Belle et Sebastian est le titre d’un roman et d’une serie de films de Madame Cecile Aubry: les artistes remercient Madame Cecile Aubry de les avoir autorises a emprunter ce nom.
THIS record features music written for the Todd Solondz movie ‘Storytellling’. As some of the group admired Mr Solondz’s work in the past, when he expressed the desire for us to write some music for his new film we immediately made our way to New York City armed with high hopes, dreams of artistic endeavour and a copy of the ‘Pat Garrett & Billy the Kid’ soundtrack.
However, once esconced in the process of film scoring not only our fate but our true nature seemed to emerge. Soon we were behaving like veteran hacks composing seventies style sit com jingles on demand and churning out songs with lyrics referring to the action of the plot, a bit like the Colonel’s staff songwriters in the Sixties who hacked out all those appalling Elvis Presley soundtracks (althought to be fair everyone of those contained a classis e.g. ‘Rock A Hula Baby’ on ‘Blue Hawaii’ but this is hardly the place for a critique of the King).
So there we were, yoked up to the TV monitor with them big American Movie people cracking the whip. But to be honest this was no bad thing and working within the framework of a collaborative endeavour is incredibly satisfying even if the pleasure is sometimes garnished with the occassional disappointment e.g. the movie consisted of two halves and originally we were commissed to write the second half of the movie, then at some point were were asked to do the whole thing (whoopee) but then later on still we found ourselves back to just the second half. Oh well, too many tunes and not enough celluloid time. Fair enough in my opinion; the Director has got to get his vision down after all. Anyway, as a result, not eveyrthing got used.
‘Fiction’ and its variations including ‘Freak’ were written for the first half of the movie and are included in extended form for your listening pleasure. We had three goes at writing a song for the finishing credits, each on focusing on a different character in the film. These were ‘Wandering Alone’, which refers to aspects of Consuelo’s imagined family history, ‘Big John Shaft’, which was written as an ode to Todd himself (guess which one he picked?).
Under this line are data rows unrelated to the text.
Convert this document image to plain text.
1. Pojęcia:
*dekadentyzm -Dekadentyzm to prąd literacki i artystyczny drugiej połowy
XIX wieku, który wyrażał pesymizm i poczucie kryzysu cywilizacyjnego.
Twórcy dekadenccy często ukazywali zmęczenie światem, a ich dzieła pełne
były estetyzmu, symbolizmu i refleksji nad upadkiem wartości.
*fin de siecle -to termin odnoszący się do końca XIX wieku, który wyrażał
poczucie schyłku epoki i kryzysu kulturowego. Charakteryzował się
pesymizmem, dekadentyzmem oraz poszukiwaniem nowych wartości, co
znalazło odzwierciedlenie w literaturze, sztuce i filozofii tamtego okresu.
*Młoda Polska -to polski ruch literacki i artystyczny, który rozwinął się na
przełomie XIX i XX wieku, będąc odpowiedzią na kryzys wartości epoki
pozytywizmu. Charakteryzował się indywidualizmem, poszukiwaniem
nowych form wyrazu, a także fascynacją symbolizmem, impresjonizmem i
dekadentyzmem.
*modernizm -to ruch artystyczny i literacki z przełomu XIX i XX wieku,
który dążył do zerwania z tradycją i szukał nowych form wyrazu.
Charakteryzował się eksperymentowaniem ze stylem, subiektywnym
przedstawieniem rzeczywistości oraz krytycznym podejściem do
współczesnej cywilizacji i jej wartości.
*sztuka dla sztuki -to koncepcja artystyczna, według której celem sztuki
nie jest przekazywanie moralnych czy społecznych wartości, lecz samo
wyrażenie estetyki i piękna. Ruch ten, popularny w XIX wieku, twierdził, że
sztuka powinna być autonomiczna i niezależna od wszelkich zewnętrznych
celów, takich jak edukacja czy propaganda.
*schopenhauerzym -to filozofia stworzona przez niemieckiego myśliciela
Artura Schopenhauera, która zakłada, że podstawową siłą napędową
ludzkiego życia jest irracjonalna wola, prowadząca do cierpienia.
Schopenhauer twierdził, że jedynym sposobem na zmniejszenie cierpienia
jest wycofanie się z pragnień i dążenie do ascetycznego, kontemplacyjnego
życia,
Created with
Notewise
‘Black and White Unite’ is not so much representative of the movie but more that bittersweet, slightly decaying summer feeling in the air when we were putting this record together (the tune however is based on the leftover theme from the film). ‘I Don’t Want To Play Football’ comes from the second half although the scene was deleted in the final cut. All the other tunes are featured in some form and are adapted here for the LP format.
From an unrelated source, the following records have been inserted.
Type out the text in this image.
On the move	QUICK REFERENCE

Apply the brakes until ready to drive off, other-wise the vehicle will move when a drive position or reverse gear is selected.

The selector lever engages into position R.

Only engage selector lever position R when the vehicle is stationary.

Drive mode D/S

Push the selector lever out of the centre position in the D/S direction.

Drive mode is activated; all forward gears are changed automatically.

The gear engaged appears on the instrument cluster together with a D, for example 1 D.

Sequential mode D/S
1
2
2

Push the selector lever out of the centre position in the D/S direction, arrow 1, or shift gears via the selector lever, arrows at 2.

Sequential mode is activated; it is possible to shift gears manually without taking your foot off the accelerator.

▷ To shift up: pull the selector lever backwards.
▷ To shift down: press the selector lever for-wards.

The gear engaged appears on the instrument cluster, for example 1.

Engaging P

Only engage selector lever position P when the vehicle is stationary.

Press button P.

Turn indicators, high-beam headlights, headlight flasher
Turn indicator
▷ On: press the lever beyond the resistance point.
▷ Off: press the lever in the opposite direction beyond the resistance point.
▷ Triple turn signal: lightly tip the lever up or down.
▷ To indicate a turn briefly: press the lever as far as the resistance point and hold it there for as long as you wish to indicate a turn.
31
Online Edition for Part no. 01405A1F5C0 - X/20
And that’s that. The film has been released, the reviews have been writtenn, and Todd has moved on to pastures new. This record contains parts and fragments of the story he came to tell but if there is a story on this record, it should be regarded primarily as our own. I suppose it’s time for the group to be moving on also, although in leaving I have to be honest in say that in my view ‘Storytelling’ is a great film and that this is a cracking record, maybe the best one we’ve made in a while but look… it’s just my opinion and… what do I know?
Stevie, FEB 2002
IN February 2001, we flew to New York to record some music for the Todd Solondz film ‘Storytellling’. We had already recorded some ideas in Glasgow before we went across. Todd kept saying, ‘I love it all, but it’s not right for the movie’. We just didn’t know what was right for the movie.
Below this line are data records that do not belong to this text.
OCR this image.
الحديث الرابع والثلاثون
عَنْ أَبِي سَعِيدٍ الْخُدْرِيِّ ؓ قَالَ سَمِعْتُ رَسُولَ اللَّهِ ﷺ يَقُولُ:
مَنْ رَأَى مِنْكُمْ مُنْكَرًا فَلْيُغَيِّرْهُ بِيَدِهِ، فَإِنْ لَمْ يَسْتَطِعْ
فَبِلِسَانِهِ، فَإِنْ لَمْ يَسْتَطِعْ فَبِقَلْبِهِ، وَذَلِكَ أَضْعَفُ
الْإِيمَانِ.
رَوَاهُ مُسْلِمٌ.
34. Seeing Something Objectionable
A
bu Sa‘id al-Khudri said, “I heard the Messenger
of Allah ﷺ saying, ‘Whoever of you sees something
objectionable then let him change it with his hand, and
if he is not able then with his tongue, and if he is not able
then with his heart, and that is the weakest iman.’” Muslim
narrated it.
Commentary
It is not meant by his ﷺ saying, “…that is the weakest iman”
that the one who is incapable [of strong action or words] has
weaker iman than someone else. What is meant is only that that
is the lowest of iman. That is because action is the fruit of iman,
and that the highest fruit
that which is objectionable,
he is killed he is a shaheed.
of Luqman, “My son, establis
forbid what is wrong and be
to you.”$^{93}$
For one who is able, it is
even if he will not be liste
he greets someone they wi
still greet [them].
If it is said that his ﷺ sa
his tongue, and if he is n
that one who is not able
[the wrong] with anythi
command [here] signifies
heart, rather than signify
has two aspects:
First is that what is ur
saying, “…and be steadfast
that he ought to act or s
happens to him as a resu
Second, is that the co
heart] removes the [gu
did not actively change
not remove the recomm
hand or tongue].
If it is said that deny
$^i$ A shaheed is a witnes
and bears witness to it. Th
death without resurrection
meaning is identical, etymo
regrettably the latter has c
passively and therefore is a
Figuring out what is right can be a long, but enjoyable, process. Todd told us that the music he wanted to link some scenes should be the audio representation of a housewife stroking here favourite soap flakes box.
What ended up being right for the movie amounted to 6 minutes of music. What wasn’t right we developed, and alll of it is on this LP.